Подложку на основе фиброина шелка получали на поверхности чашки Петри диаметром 5 см. Для этого выделяли фиброин шелка из шелковых нитей 4-0 (Моснитки, Россия). Навеску шелка из нитей массой 1 г кипятили на водяной бане в 500 мл бидистиллированной воды с добавлением 1260 мг соды в течение 40 минут. Затем промывали 3,6 л дистиллированной воды. Далее трижды кипятили в 500 мл бидистиллированной воды 30 минут, промывая 3,6 л дистиллированной воды после каждого кипячения. Очищенный фиброин шелка сушили на воздухе при комнатной температуре. Далее получали водный раствор фиброина шелка. Для этого в раствор, приготовленный из расчета 389 мг CaCl2, 388 мкл C2H5OH и 544 мкл H2O на 1 мл раствора, вносили навеску фиброина массой 130 мг/мл. Нагревали на водяной бане при 40°С в течение 4 часов. После чего производили диализ раствора против бидистиллированной воды, в данном примере было проведено 5 смен диализа по 30 минут. Полученный после диализа водный раствор фиброина шелка наносили на дно чашки Петри и высушивали при комнатной температуре. Высушенный фиброин шелка растворяли в муравьиной кислоте из расчета 20 мг/мл при нагревании до 40°С на водяной бане в течение 30 минут. Полученный раствор наносили на дно чашек Петри диаметром 5 см из расчета 5 мл на чашку и высушивали в течение двух суток при комнатной температуре. После высыхания раствора фиброина шелка на дно чашки Петри наносили по 1 мл раствора фибронектина с концентрацией 10 мкг/мл для повышения адгезии клеток и высушивали в течение двух суток при комнатной температуре.

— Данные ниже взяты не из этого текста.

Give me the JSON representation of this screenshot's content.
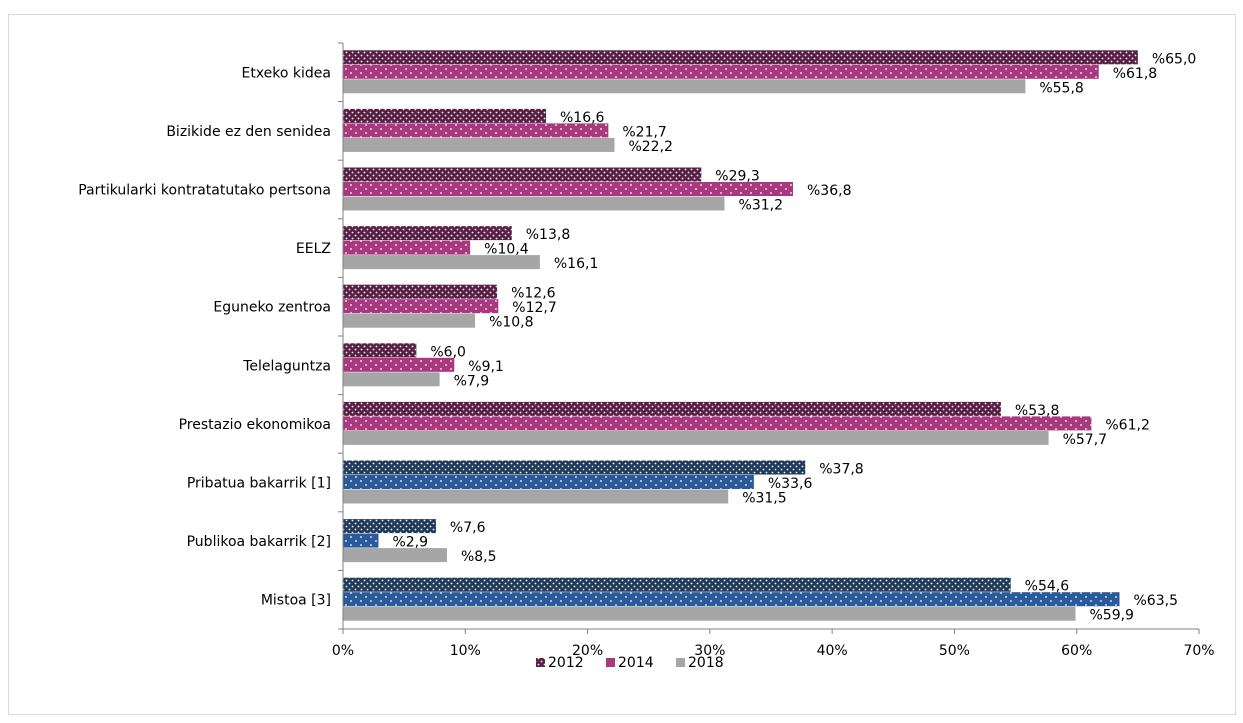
{
  "chart_data": {
    "type": "bar",
    "orientation": "horizontal",
    "categories": [
      "Etxeko kidea",
      "Bizikide ez den senidea",
      "Partikularki kontratatutako pertsona",
      "EELZ",
      "Eguneko zentroa",
      "Telelaguntza",
      "Prestazio ekonomikoa",
      "Pribatua bakarrik [1]",
      "Publikoa bakarrik [2]",
      "Mistoa [3]"
    ],
    "series": [
      {
        "name": "2012",
        "values": [
          65.0,
          16.6,
          29.3,
          13.8,
          12.6,
          6.0,
          53.8,
          37.8,
          7.6,
          54.6
        ],
        "labels": [
          "%65,0",
          "%16,6",
          "%29,3",
          "%13,8",
          "%12,6",
          "%6,0",
          "%53,8",
          "%37,8",
          "%7,6",
          "%54,6"
        ]
      },
      {
        "name": "2014",
        "values": [
          61.8,
          21.7,
          36.8,
          10.4,
          12.7,
          9.1,
          61.2,
          33.6,
          2.9,
          63.5
        ],
        "labels": [
          "%61,8",
          "%21,7",
          "%36,8",
          "%10,4",
          "%12,7",
          "%9,1",
          "%61,2",
          "%33,6",
          "%2,9",
          "%63,5"
        ]
      },
      {
        "name": "2018",
        "values": [
          55.8,
          22.2,
          31.2,
          16.1,
          10.8,
          7.9,
          57.7,
          31.5,
          8.5,
          59.9
        ],
        "labels": [
          "%55,8",
          "%22,2",
          "%31,2",
          "%16,1",
          "%10,8",
          "%7,9",
          "%57,7",
          "%31,5",
          "%8,5",
          "%59,9"
        ]
      }
    ],
    "x_ticks": [
      "0%",
      "10%",
      "20%",
      "30%",
      "40%",
      "50%",
      "60%",
      "70%"
    ],
    "xlim": [
      0,
      70
    ],
    "grid": false,
    "legend_position": "bottom",
    "colors": {
      "2012_pink_group": "#5a1f45",
      "2014_pink_group": "#a8397e",
      "2012_blue_group": "#1f3a5c",
      "2014_blue_group": "#2a5a9a",
      "2018": "#a6a6a6",
      "axis": "#808080"
    },
    "blue_group_categories": [
      "Pribatua bakarrik [1]",
      "Publikoa bakarrik [2]",
      "Mistoa [3]"
    ]
  }
}
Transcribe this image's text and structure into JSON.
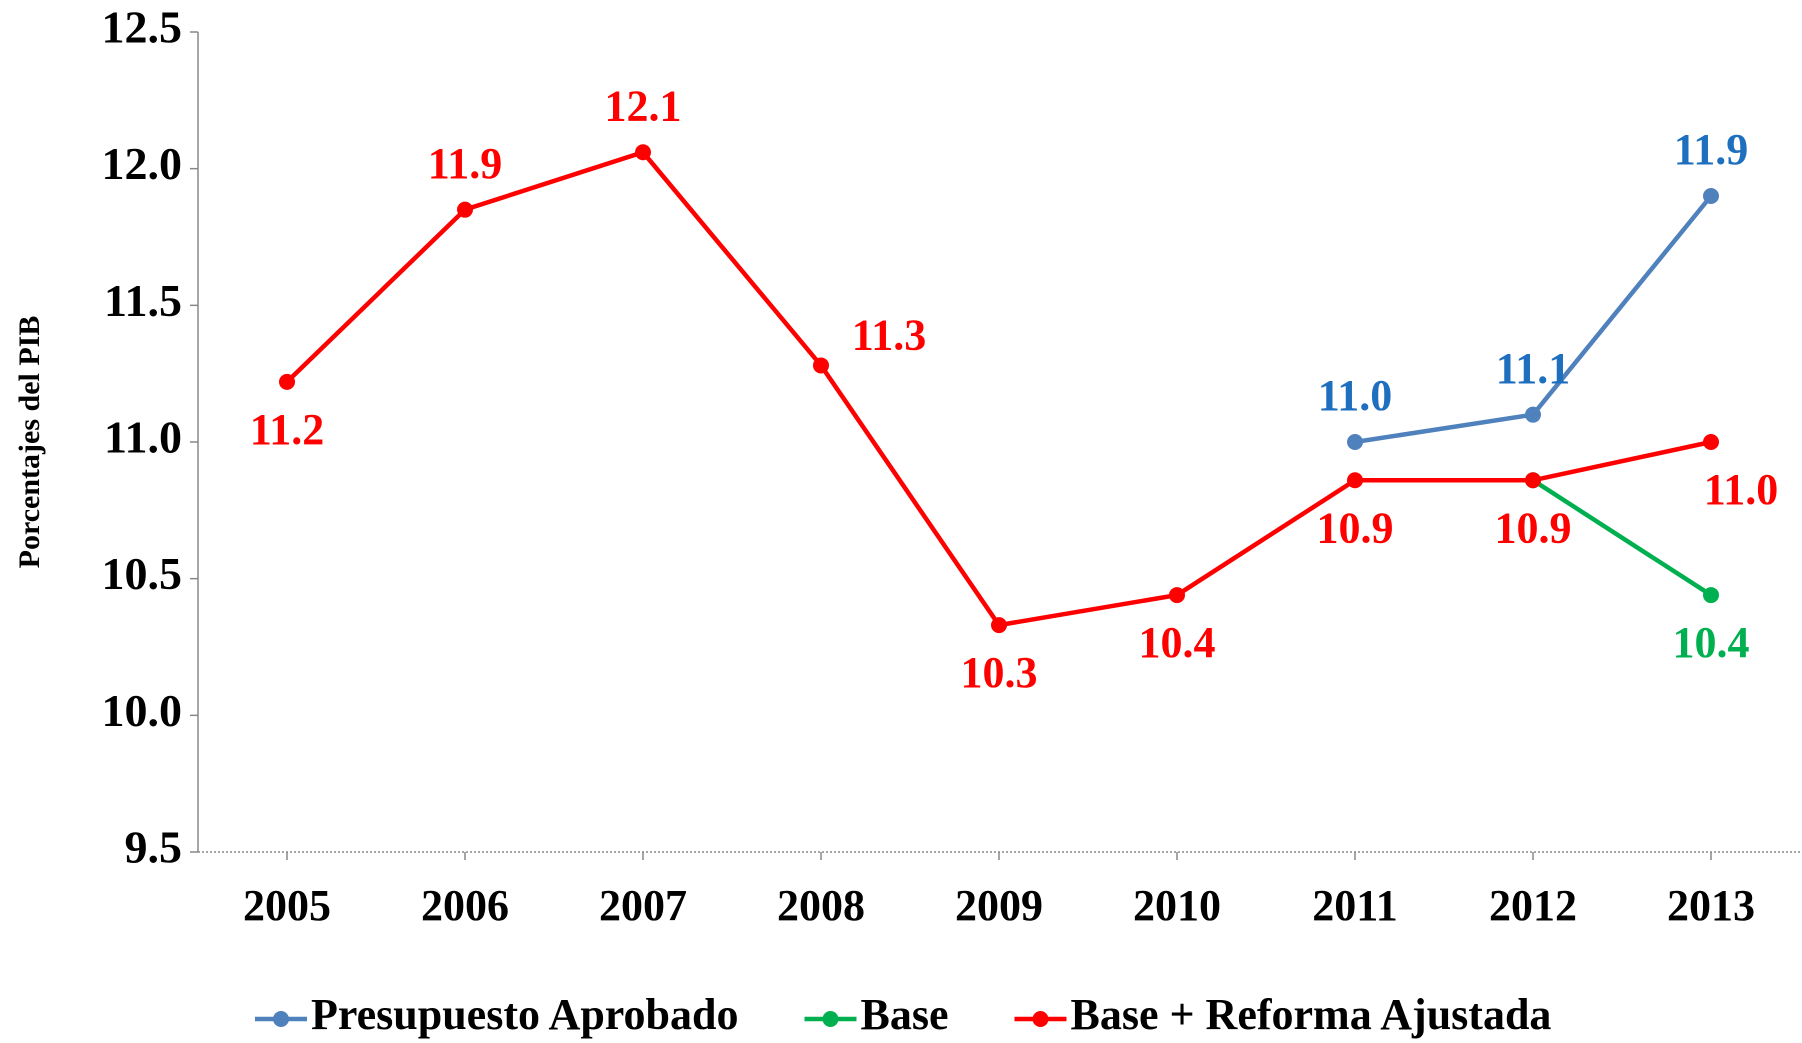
{
  "chart_data": {
    "type": "line",
    "y_label": "Porcentajes del PIB",
    "categories": [
      "2005",
      "2006",
      "2007",
      "2008",
      "2009",
      "2010",
      "2011",
      "2012",
      "2013"
    ],
    "series": [
      {
        "name": "Presupuesto Aprobado",
        "color": "#4f81bd",
        "label_color": "#1f6fbf",
        "values": [
          null,
          null,
          null,
          null,
          null,
          null,
          11.0,
          11.1,
          11.9
        ],
        "value_labels": [
          null,
          null,
          null,
          null,
          null,
          null,
          "11.0",
          "11.1",
          "11.9"
        ]
      },
      {
        "name": "Base",
        "color": "#00b050",
        "label_color": "#00b050",
        "values": [
          null,
          null,
          null,
          null,
          null,
          null,
          null,
          10.86,
          10.44
        ],
        "value_labels": [
          null,
          null,
          null,
          null,
          null,
          null,
          null,
          null,
          "10.4"
        ]
      },
      {
        "name": "Base + Reforma Ajustada",
        "color": "#ff0000",
        "label_color": "#ff0000",
        "values": [
          11.22,
          11.85,
          12.06,
          11.28,
          10.33,
          10.44,
          10.86,
          10.86,
          11.0
        ],
        "value_labels": [
          "11.2",
          "11.9",
          "12.1",
          "11.3",
          "10.3",
          "10.4",
          "10.9",
          "10.9",
          "11.0"
        ]
      }
    ],
    "ylim": [
      9.5,
      12.5
    ],
    "yticks": [
      {
        "value": 9.5,
        "label": "9.5"
      },
      {
        "value": 10,
        "label": "10.0"
      },
      {
        "value": 10.5,
        "label": "10.5"
      },
      {
        "value": 11,
        "label": "11.0"
      },
      {
        "value": 11.5,
        "label": "11.5"
      },
      {
        "value": 12,
        "label": "12.0"
      },
      {
        "value": 12.5,
        "label": "12.5"
      }
    ],
    "legend": "bottom",
    "grid": false
  }
}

Таким образом, получали подложку толщиной 1 мкм для подготовки образца гепатоцитов крысы породы Wistar. В чашке Петри с подложкой проводили выделение первичной культуры гепатоцитов крысы породы Wistar. Изолированные гепатоциты инкубировали в термостате при температуре 37°С и 5% углекислого газа в течение 24 часов. Затем проводили заливку образцов в полимерную среду (эпоксидную смолу). Для этого из чашки Петри отбирали среду инкубации и производили две короткие отмывки стерильным 0,9% раствором хлорида натрия. После этого в чашку Петри вносили 2,5% раствор глутарового альдегида в натрий-фосфатном буфере (рН=7,4) и инкубировали в течение 2 часов в темноте при +4°С и двукратно отмывали стерильным 0,9% раствором хлорида натрия. Затем производили дегидратацию гепатоцитов проводкой по спиртам с увеличивающейся концентрацией по схеме:
а) р-р этанола 30% - 10 мин;
б) р-р этанола 50% - 10 мин;
в) р-р этанола 70% - 10 мин;
г) р-р этанола 80% - 10 мин;
д) р-р этанола 96% - 10 мин.
Образец отмывали трехкратно 100% этиловым спиртом по 10 минут, а затем инкубировали в смеси 100% этилового спирта и эпоксидной смолы в соотношении 1:1 в течение 30 минут, после чего образец переносили в смесь 100% этилового спирта и эпоксидной смолы в соотношении 1:2 и инкубировали в течение 30 минут. Для заливки образцов использовалась эпоксидная среда (Ероху Embedding Medium kit, Sigma-Aldrich, Cat. №45359-1EA-F). Образец заключали в эпоксидную среду, инкубировали в термостате при 45°С в течение 24 часов, после чего продолжали инкубацию в течение 72 часов при температуре 60°С. Затем образец гепатоцитов на подложке в эпоксидной смоле отделяли от дна чашки Петри с помощью скальпеля.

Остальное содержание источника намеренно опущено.